By nature of the profession, musicians are extremely passionate people. Yet, Itzhak Perlman’s dedication and personality somehow stand out among the rest. At 77 years of age, Perlman continues to share his music with audiences across the globe with laid-back, freeform concerts and has no plans of stopping. I had the pleasure of witnessing his collaboration with fellow musicians Emanuel Ax, Jean-Yves Thibaudet, and the Julliard String Quartet in last Friday evening’s concert titled Itzhak Perlman and Friends. This special program will only be performed in two other locations: Toronto’s Roy Thomson Hall and NYC’s Carnegie Hall.

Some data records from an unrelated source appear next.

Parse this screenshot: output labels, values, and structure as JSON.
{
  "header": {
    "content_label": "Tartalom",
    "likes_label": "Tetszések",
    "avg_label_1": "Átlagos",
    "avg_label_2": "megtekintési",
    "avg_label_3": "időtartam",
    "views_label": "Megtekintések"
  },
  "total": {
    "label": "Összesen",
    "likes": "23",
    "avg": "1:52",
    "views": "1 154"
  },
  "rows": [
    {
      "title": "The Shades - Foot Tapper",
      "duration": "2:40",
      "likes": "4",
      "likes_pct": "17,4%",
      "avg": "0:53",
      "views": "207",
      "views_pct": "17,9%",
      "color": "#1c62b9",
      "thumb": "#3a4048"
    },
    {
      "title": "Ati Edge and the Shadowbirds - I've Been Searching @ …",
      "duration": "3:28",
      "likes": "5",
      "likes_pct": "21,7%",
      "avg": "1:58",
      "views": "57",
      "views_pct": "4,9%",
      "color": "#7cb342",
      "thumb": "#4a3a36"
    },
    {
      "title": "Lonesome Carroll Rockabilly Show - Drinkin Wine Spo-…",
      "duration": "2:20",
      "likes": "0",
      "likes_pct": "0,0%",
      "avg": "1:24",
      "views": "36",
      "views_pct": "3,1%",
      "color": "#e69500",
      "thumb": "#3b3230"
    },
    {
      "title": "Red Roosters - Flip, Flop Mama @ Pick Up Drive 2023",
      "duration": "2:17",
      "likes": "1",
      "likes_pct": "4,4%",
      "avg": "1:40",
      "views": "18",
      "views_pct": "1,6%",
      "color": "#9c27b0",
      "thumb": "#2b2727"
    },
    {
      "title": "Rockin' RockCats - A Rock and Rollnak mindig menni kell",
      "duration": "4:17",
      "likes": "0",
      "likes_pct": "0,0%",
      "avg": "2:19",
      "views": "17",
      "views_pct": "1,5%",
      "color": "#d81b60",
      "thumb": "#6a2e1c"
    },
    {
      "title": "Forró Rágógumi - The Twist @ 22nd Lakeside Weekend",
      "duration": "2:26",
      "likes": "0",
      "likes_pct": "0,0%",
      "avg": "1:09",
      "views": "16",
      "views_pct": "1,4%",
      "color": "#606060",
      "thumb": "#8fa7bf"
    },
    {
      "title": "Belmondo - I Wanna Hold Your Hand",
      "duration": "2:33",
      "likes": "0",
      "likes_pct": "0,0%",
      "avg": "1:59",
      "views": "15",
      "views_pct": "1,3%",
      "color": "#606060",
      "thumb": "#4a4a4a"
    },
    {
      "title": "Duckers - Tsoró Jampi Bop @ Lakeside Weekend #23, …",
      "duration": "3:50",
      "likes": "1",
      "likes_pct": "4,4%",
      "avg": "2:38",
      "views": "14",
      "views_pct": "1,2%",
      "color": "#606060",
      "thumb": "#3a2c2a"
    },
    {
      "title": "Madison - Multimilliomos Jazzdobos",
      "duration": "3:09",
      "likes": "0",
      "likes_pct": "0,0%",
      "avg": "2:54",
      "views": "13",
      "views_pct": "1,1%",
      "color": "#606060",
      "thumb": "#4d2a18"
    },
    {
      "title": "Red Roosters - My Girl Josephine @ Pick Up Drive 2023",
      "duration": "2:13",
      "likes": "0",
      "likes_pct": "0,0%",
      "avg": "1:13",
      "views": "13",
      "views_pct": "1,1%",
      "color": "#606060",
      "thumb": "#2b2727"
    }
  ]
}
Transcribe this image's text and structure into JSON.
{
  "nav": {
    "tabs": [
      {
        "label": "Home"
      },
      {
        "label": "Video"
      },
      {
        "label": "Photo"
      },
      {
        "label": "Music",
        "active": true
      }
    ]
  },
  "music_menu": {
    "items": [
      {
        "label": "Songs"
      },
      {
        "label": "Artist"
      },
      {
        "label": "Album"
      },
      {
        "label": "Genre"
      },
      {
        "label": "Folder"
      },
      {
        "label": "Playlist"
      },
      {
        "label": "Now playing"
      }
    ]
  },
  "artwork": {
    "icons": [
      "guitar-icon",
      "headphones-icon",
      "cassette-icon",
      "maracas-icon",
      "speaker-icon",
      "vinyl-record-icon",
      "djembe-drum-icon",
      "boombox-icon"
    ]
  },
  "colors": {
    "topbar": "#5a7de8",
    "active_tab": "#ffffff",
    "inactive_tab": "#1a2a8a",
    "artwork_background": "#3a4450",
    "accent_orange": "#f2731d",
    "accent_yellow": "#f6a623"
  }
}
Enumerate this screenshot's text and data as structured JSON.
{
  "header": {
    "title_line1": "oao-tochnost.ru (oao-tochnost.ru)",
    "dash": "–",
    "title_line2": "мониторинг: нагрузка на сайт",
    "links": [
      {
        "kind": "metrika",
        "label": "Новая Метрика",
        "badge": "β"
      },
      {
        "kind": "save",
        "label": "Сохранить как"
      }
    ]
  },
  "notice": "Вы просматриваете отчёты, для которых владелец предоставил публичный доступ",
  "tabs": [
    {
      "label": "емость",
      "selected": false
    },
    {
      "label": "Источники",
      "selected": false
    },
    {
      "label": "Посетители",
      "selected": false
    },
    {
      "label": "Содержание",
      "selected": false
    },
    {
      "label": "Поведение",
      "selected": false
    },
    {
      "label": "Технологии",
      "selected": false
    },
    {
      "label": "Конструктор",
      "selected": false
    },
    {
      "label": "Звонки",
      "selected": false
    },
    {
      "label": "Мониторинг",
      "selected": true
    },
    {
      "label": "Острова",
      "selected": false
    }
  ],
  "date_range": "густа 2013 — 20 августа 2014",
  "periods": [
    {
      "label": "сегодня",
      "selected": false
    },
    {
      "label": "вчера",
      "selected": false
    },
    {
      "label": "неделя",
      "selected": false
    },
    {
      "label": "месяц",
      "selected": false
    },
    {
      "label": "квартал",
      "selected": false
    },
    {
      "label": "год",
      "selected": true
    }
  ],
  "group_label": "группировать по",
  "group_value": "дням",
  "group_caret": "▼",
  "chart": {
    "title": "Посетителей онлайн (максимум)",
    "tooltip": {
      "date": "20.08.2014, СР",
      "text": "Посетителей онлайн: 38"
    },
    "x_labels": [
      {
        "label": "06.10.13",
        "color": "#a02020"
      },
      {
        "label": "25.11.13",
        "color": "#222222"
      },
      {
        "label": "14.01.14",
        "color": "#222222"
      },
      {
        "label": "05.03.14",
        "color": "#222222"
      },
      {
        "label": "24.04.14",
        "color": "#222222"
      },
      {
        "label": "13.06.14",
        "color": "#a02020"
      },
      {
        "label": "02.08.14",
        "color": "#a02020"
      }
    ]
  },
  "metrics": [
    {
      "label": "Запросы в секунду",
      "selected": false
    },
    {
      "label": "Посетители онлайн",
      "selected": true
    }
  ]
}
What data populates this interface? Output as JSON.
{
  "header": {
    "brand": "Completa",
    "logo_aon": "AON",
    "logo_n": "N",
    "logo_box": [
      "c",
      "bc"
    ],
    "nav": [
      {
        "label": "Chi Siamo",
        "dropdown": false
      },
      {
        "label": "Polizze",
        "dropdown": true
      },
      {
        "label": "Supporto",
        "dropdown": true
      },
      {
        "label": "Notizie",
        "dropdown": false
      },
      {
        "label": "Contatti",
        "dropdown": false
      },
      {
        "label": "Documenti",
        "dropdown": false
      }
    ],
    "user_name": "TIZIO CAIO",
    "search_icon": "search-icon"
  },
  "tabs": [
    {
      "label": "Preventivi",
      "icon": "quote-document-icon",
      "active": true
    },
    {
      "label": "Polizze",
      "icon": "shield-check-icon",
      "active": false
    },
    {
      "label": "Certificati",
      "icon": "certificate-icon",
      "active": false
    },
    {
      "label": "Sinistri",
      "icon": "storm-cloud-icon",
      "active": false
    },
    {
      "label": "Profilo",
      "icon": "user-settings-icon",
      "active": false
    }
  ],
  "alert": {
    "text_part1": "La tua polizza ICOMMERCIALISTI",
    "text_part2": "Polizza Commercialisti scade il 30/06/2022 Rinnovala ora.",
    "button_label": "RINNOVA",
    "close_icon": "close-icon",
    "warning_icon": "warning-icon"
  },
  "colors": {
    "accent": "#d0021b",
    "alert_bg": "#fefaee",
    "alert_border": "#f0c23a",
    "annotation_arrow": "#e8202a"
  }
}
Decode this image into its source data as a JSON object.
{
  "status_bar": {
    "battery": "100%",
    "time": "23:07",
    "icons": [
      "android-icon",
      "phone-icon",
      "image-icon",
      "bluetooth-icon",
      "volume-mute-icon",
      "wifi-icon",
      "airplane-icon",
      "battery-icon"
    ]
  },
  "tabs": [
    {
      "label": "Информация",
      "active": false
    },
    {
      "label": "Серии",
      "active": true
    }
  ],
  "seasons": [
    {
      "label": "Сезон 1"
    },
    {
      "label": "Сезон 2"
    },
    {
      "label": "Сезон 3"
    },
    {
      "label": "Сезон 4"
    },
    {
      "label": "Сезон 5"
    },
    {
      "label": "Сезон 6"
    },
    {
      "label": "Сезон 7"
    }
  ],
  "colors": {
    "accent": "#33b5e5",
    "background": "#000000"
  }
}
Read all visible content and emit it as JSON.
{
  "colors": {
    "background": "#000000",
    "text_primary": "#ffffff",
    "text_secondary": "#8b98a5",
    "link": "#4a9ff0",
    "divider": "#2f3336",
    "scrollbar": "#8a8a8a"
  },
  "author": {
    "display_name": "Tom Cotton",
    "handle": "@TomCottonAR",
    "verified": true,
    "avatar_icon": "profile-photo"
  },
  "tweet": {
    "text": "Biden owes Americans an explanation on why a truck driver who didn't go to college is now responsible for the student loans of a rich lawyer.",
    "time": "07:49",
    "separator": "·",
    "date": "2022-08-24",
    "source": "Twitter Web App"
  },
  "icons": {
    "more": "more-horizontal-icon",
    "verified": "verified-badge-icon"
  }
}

Because I’ve primarily only heard entire orchestras perform in Hill Auditorium, I was a little taken aback when Perlman and violinist Areta Zhulla strolled onstage to immediately launch into Jean-Marie Leclair’s Sonata for Two Violins in e minor. With the two voices alone, the performance felt very exposed–yet abundant chords, trills, and echoing melodies kept the piece satisfyingly rich. Perlman and Zhulla exhibited stunning coordination in articulation, playing with the same creaminess in melodic sections and crispy short notes in the faster parts. Following the piece, we were first introduced to Perlman’s playful practice of fist-bumping his fellow performers.
The next piece, Mozart’s Piano Quartet No. 2 in E-flat Major, featured Perlman alongside pianist Emanuel Ax, violist Molly Carr, and cellist Astrid Schween. Amidst the characteristic delicacy-with-underlying-energy Mozart sound, I felt Ax’s phenomenal ability to inject dynamics and subtle nuances into each phrase shined through in the performance.
Concluding the concert was Chausson’s Concert for Violin, Piano, and String Quartet featuring Perlman with pianist Jean-Yves Thibaudet and the Julliard String Quartet. This ended up being my favorite piece of the program due to the dramatic ebb and flow of sound and “pretty” quality. The piece plays with a bold, 3 note motif that melts into different passages with singing strings and underlying harp-like piano gymnastics. Perlman’s subtle use of emotional stylistic slides was the cherry on top.
Concerts like this remind me of the immense privilege we hold to experience world-class musicians brought to the university. I highly encourage students to keep an eye out for UMS’s future programming so they don’t miss these amazing opportunities!